Matching data sets where there is not a shared key can be a real pain. If you are using Excel and a Vlookup, then you will have to do a lot of manual cleaning to get your data to match. For example table 1 may refer to a product as ‘StandUp Paddle Board XR100’, whereas table 2 may list the same product as ‘xr100 – Stand Up Board’.
However, there is an easier way to match similar data sets. You can use a Fuzzy Match to join your data. Fuzzy Match, or more formally called approximate string matching, is the technique of finding strings that match a pattern approximately. The fuzzy matching technique applies a matching percentage. The algorithm returns a similarity between pairs in the range of 0 to 100%, where 0 is no similarity and 100% is an exact match.
To download the excel Fuzzy Match add-on, navigate to the Microsoft website here. Press the ‘download’ button and follow the the instructions to install the excel add-on.
Once the download is complete, close excel and reopen. You should now see a new tool bar labelled ‘Fuzzy Lookup.’
The first table has the book name and author.

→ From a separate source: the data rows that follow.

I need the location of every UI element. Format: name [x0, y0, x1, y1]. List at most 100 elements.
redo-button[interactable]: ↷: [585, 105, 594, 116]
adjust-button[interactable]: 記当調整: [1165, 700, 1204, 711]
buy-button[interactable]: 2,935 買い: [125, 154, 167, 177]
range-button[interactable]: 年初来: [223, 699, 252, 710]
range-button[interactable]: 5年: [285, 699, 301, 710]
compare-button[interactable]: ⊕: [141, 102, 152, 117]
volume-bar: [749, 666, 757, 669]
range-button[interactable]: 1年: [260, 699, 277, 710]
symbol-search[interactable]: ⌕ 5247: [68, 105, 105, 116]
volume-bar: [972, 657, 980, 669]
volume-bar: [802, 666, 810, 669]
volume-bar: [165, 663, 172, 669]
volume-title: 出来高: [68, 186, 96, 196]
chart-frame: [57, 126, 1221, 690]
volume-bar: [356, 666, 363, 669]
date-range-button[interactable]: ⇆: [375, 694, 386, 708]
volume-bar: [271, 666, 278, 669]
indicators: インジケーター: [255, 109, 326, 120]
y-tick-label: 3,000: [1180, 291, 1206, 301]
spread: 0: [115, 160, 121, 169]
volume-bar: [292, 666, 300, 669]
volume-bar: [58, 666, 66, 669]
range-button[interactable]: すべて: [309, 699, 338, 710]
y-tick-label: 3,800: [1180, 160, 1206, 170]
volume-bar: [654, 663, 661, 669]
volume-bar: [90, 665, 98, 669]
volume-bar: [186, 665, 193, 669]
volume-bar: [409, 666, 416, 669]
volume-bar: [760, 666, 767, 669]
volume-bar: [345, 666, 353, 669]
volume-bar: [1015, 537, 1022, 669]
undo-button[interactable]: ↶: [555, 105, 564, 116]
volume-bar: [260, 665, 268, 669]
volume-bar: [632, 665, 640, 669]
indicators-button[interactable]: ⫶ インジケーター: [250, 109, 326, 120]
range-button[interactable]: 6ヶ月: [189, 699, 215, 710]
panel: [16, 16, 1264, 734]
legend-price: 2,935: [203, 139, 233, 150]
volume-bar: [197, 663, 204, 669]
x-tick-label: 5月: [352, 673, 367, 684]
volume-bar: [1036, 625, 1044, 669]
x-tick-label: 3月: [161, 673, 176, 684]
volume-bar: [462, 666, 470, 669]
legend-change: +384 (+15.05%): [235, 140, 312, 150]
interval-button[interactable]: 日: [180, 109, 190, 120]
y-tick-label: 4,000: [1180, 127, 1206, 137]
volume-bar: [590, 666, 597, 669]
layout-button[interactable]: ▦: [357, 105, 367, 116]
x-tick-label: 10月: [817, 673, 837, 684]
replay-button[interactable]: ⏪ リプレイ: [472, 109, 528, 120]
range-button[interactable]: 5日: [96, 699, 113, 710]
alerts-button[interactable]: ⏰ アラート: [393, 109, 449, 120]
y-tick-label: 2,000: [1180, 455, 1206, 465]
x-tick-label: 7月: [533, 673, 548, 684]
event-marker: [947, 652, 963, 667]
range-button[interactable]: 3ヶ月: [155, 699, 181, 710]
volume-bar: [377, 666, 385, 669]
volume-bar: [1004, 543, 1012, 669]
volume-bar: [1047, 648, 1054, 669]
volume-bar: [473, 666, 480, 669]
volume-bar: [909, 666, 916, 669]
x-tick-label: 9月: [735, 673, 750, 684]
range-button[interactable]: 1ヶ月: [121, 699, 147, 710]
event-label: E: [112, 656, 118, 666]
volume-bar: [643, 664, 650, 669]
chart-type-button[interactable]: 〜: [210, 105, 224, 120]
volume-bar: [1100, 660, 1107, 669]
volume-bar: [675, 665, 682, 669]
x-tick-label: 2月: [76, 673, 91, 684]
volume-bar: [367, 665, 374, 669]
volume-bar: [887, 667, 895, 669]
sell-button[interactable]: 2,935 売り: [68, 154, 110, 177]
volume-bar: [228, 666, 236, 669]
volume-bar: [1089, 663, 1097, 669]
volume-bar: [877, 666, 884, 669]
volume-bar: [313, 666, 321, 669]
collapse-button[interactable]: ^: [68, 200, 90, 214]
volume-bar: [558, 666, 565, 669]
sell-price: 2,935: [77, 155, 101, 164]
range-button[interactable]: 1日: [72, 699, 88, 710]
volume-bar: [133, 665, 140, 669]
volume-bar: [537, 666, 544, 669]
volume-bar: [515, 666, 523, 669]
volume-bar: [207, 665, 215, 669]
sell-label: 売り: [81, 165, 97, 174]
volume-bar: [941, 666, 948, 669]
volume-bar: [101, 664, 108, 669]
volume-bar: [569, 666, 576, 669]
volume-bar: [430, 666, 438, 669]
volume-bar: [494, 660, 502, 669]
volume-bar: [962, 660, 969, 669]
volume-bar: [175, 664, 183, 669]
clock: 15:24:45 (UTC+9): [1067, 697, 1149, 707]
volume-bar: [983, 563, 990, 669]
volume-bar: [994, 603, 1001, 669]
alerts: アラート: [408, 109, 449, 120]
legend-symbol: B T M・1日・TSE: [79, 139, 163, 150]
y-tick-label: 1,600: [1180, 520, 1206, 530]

The second table has the book name and price. You will notice that the book name in the second table is similar, but not exactly the same as the first table.
The first thing we will do in excel is turn our data into tables, so the fuzzy lookup tool and locate the information. Highlight the table 1 data and then click on INSERT -> TABLE . You will see a popup with your data range you selected and you can tick the check box ‘My table has headers’ to capture the first row as headings.
If you click on the table, you will see a tab pop up called ‘Table Design.’ Here you can view and edit the Table Name in the left hand corner.
Go ahead and repeat the above process for the second table and you should see the below for Book Name and Price.
We are now ready to do a Fuzzy Match. Create a blank worksheet to paste the output data. Click cell A1 in the new worksheet and then navigate to the Fuzzy Lookup tab and select the ‘Fuzzy Lookup’ icon highlighted in red below. Once you click the icon, you will get a toolbar on the right. You then select your 2 tables to join and then choose the two columns to join on. In our example we will join the columns ‘Book Name.’ You can then select the output columns you want in the final table.
Once you are ready click the ‘GO’ button in the bottom right of the Fuzzy toolbar. You should then see an output table that has the columns you selected as well as a ‘Similarity’ column, between 0 and 1.
You will also note in the Fuzzy Matching tool you can select the number of Matches if you want more than 1. You can also add in a threshold for an acceptable match. Lastly, there is an UNDO button, that is helpful when you are playing around with the settings.
Well done! You now are armed with a cool way to match your data sets.